“If only I’d got Edred here,” she said to herself, with tears of rage and mortification, “I’d try to make some poetry and get the Mouldiwarp to come and fetch us away. But it’s no use till he comes home.”

When he did come home—after the bear-baiting and the cock-fighting and the banquet and the masque—Lord and Lady Arden came with him, of course. And they found their house occupied by an armed guard, and in the dark little room a pale child exhausted with weeping, who assured them again and again that it was all nonsense, it was only history, and she hadn’t meant to tell—indeed she hadn’t. Lady Arden took her in her arms and held her close and tenderly, in spite of the grand red velvet and the jewels.

“Thou’st done no harm,” said Lord Arden; “a pack of silly tales. To-morrow I’ll see my Lord Salisbury and prick this silly bubble. Go thou to bed, sweetheart,” he said to his wife, “and let the little maid lie with thee—she is all a-tremble with tears and terrors. To-morrow, my Lord Secretary shall teach these popinjays their place, and Arden House shall be empty of them, and we shall laugh at this fine piece of work that a solemn marplot has made out of a name or two and a young child’s fancies. By to-morrow night all will be well, and we shall lie down in peace.”

But when to-morrow night came it had, as all nights have, the day’s work behind it. Lord Arden and his lady and the little children lay, not in Arden House in Soho, not in Arden Castle on the downs by the sea, but in the Tower of London, charged with high treason and awaiting their trial.

“THEY FOUND THEIR HOUSE OCCUPIED BY AN ARMED GUARD.”

For my Lord Salisbury had gone to those vaults under the Houses of Parliament, and had found that bold soldier of fortune, Guy Fawkes, with his dark eyes, his dark lantern, and his dark intent; and the names of those in the conspiracy had been given up, and King James was saved, and the Parliaments—but the Catholic gentlemen whom he had deceived, and who had turned against him and his deceits, were face to face with the rack and the scaffold.

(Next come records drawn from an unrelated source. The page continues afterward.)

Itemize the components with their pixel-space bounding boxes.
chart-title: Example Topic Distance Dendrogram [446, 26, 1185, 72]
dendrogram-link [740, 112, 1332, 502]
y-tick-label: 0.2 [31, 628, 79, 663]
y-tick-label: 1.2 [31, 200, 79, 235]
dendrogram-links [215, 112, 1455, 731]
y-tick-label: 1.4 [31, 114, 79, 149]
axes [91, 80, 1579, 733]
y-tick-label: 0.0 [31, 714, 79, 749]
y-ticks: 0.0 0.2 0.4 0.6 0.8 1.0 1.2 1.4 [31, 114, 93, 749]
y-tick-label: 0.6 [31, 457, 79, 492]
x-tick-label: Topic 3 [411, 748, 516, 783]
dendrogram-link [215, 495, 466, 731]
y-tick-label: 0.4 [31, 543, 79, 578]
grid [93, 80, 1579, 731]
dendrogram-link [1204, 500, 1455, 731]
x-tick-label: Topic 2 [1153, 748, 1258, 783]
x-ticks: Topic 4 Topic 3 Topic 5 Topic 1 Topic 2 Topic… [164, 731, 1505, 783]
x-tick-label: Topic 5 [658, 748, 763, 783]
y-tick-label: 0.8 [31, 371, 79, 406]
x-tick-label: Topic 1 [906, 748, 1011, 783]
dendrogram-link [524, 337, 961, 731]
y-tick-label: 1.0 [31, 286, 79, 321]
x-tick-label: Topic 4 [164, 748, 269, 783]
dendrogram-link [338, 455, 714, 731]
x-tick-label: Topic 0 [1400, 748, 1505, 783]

And I can’t explain it at all—because, of course, Elfrida knew as well as I do that it all happened three hundred years ago—or, if you prefer to put it that way, that it had never happened, and that anyway, it was Mr. Tresham’s letter to Lord Monteagle, and not Elfrida’s singing of that silly rhyme, that had brought the Ardens and all these other gentlemen to the Tower and to the shadow of death. And yet she felt that it was she who had betrayed them. She felt also that if she had betrayed a base plot, she ought to be glad, and she was not glad. She felt—and called herself—a sneak. She had taken advantage of having been born so much later than all these people, and of having been rather good at history to give away the lives of all these nobles and gentlemen. That they were traitors to King and Parliament made no manner of difference. It was she, as she felt but too bitterly, who was the traitor. And in the thick-walled room in the Tower, where the name of Raleigh was still fresh in its carving, Elfrida lay awake, long after Lady Arden and Edred were sleeping peacefully, and hated herself, calling herself a Traitor, a Coward, and an Utter Duffer.

CHAPTER IX
THE PRISONERS IN THE TOWER

Imprisoned in the Tower of London, accused of high treason, and having confessed to a too intimate knowledge of the Gunpowder Plot, Elfrida could not help feeling that it would be nice to be back again in her own time, and at Arden, where, if you left events alone, and didn’t interfere with them by any sort of magic mouldiwarpiness, nothing dangerous, romantic or thrilling would ever happen. And yet, when she was there, as you know, she never could let events alone. She and Edred could not be content with that castle and that house which, even as they stood, would have made you and me so perfectly happy. They wanted the treasure, and they—Elfrida especially—wanted adventures. Well, now they had got an adventure, both of them. There was no knowing how it would turn out either, and that, after all, is the essence of adventures. Edred was lodged with Lord Arden and several other gentlemen in the White Tower, and Elfrida and Lady Arden were in quite a different part of the building. And the children were not allowed to meet. This, of course, made it impossible for either of them to try to get back to their own times. For though they sometimes quarrelled, as you know, they were really fond of each other, and most of us would hesitate to leave even a person we were not very fond of alone a prisoner in the Tower in the time of James I. and the Gunpowder Plot.